Und Erwachsene sollten unbedingt einen Klassiker der Moderne lesen: ‚Die Öllampe der Umm Haschim’, eine Erzählung des ägyptischen Autors Yahya Hakki, in der der Konflikt zwischen Nord und Süd, zwischen Tradition und Moderne auf beispielhafte Weise verhandelt wird.“
Preisverleihung am Radio mit verfolgt
Der Berliner Verlagspreis sei eine große Anerkennung seiner langjährigen und kontinuierlichen Arbeit, sagt Stephan Trudewind: „Ich lebe ja zurzeit mit meiner Frau in Alexandria, Ägypten, und wir haben den Abend mit einigen Freunden verbracht. Bei dem anschließenden digitalen Empfang konnte ich nicht mit dabei sein, da die Technik nicht mitspielte. Aber in hoffnungsvoller Voraussicht hatte ich zuvor einen Sekt kaltgestellt.“
Und obwohl sich Trudewind für einen „coolen Hund“ hielt, war er sehr gerührt und dankbar für den Preis: „Auch das Preisgeld ist nicht zu unterschätzen, damit lässt sich schon einiges bewegen! Zwar finden meine Bücher viel Anerkennung und Lob in Fachkreisen, da gelten wir quasi als Mercedes der Mehrsprachigkeit, aber insgesamt werden Kinderbücher aus Ländern wie Indien, dem Iran oder der Türkei doch eher noch als zweite Wahl angesehen.“
Zum Erfolg des Verlages trage vor allen Dingen auch der Standort Berlin bei, betont Trudewind: „Gibt es in diesem Sinn überhaupt eine bessere Stadt in Deutschland?! Hier trifft sich die Welt und hier hat man viele Freiräume. Vor der Corona-Pandemie war Berlin dabei, sich zu einem Zentrum arabischer und kultureller Intelligenz zu entwickeln. Die Vielfalt ist generell überwältigend, ich habe allein in diesem Sommer drei neue Buchläden kennengelernt. Dadurch steigt allerdings auch der Druck, kommerziell erfolgreich zu sein.“
Der Verlagspreis prägt die Berliner Verlagslandschaft und sei gerade heute von enormer Bedeutung, betonen auch Ramona Pop, Senatorin für Wirtschaft, Energie und Betriebe, und Dr. Klaus Lederer, Senator für Kultur und Europa. Weiter heißt es: Das kulturelle Leben und literarische Schaffen seien Eckpfeiler bei der Bewältigung der Coronakrise, denn gerade die Vielfalt der Bücher – die Bibliodiversität dieser Stadt – schaffe einen geistigen Raum, der allen Menschen offenstehe.

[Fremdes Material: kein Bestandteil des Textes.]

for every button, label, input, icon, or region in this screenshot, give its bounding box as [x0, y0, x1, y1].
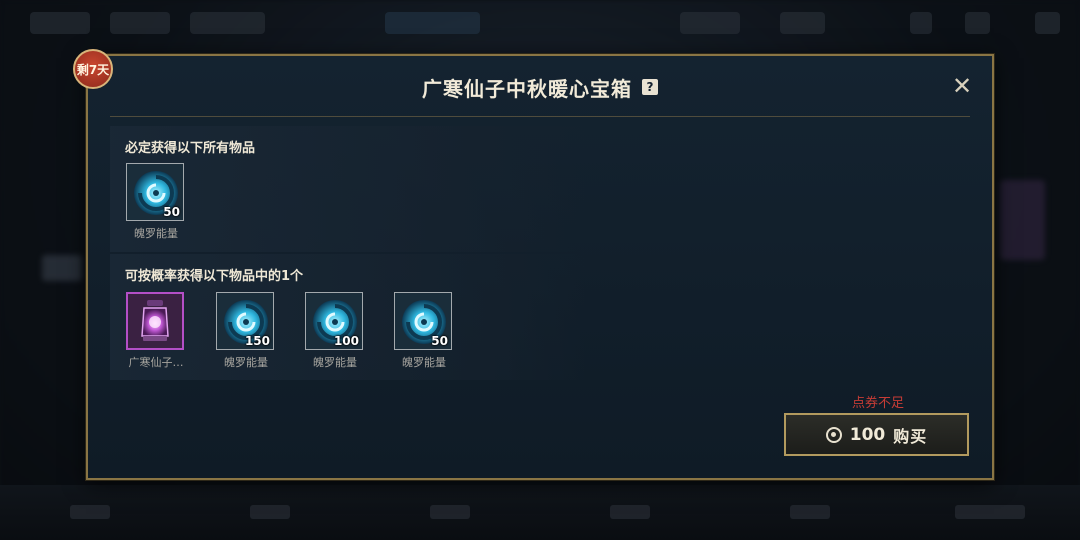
reward-item-poro-energy[interactable]: 150 魄罗能量 [216, 292, 276, 370]
background-bottom-nav [0, 485, 1080, 540]
reward-item-chang-e-lantern[interactable]: 广寒仙子… [126, 292, 186, 370]
random-rewards-label: 可按概率获得以下物品中的1个 [125, 269, 304, 284]
coupon-icon [825, 426, 842, 443]
guaranteed-rewards-panel: 必定获得以下所有物品 50 魄罗能量 [110, 126, 586, 252]
days-remaining-badge: 剩7天 [73, 49, 113, 89]
item-name: 魄罗能量 [402, 356, 446, 369]
item-quantity: 50 [163, 205, 180, 219]
background-left-tab [42, 255, 82, 281]
item-name: 魄罗能量 [134, 227, 178, 240]
random-rewards-panel: 可按概率获得以下物品中的1个 广寒仙子… 150 魄罗能量 100 魄罗能量 5… [110, 254, 586, 380]
item-quantity: 100 [333, 334, 359, 348]
dialog-title: 广寒仙子中秋暖心宝箱 [422, 76, 632, 101]
poro-energy-swirl-icon: 50 [126, 163, 184, 221]
item-quantity: 150 [244, 334, 270, 348]
title-divider [110, 116, 970, 117]
reward-item-poro-energy[interactable]: 50 魄罗能量 [126, 163, 186, 241]
item-name: 广寒仙子… [128, 356, 184, 369]
poro-energy-swirl-icon: 100 [305, 292, 363, 350]
dialog-header: 广寒仙子中秋暖心宝箱 ? [88, 72, 992, 102]
buy-price: 100 [849, 424, 886, 445]
item-name: 魄罗能量 [224, 356, 268, 369]
poro-energy-swirl-icon: 50 [394, 292, 452, 350]
guaranteed-rewards-label: 必定获得以下所有物品 [125, 141, 256, 156]
reward-item-poro-energy[interactable]: 50 魄罗能量 [394, 292, 454, 370]
poro-energy-swirl-icon: 150 [216, 292, 274, 350]
buy-button[interactable]: 100 购买 [784, 413, 969, 456]
buy-label: 购买 [893, 426, 928, 446]
insufficient-funds-warning: 点券不足 [851, 396, 904, 411]
chest-purchase-dialog: 广寒仙子中秋暖心宝箱 ? ✕ 必定获得以下所有物品 50 魄罗能量 可按概率获得… [86, 54, 994, 480]
background-top-bar [0, 0, 1080, 48]
question-mark-icon[interactable]: ? [642, 79, 658, 95]
close-icon[interactable]: ✕ [950, 74, 974, 98]
item-name: 魄罗能量 [313, 356, 357, 369]
purple-lantern-icon [126, 292, 184, 350]
item-quantity: 50 [431, 334, 448, 348]
reward-item-poro-energy[interactable]: 100 魄罗能量 [305, 292, 365, 370]
background-side-card [1000, 180, 1045, 260]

Über den Berliner Verlagspreis
Ins Leben gerufen wurde der Berliner Verlagspreis im Frühjahr 2018 von der Senatsverwaltung für Kultur und Europa und der Senatsverwaltung für Wirtschaft, Energie und Betriebe. Mit insgesamt € 68.000 ist der Berliner Verlagspreis die am höchsten dotierte Auszeichnung ihrer Art in Deutschland. Ziel des Preises ist es, die Vielfalt der Berliner Verlagsbranche zu fördern, den Verlagsstandort Berlin zu stärken und die ambitionierte Arbeit der unabhängigen Publikumsverlage in Berlin zu würdigen.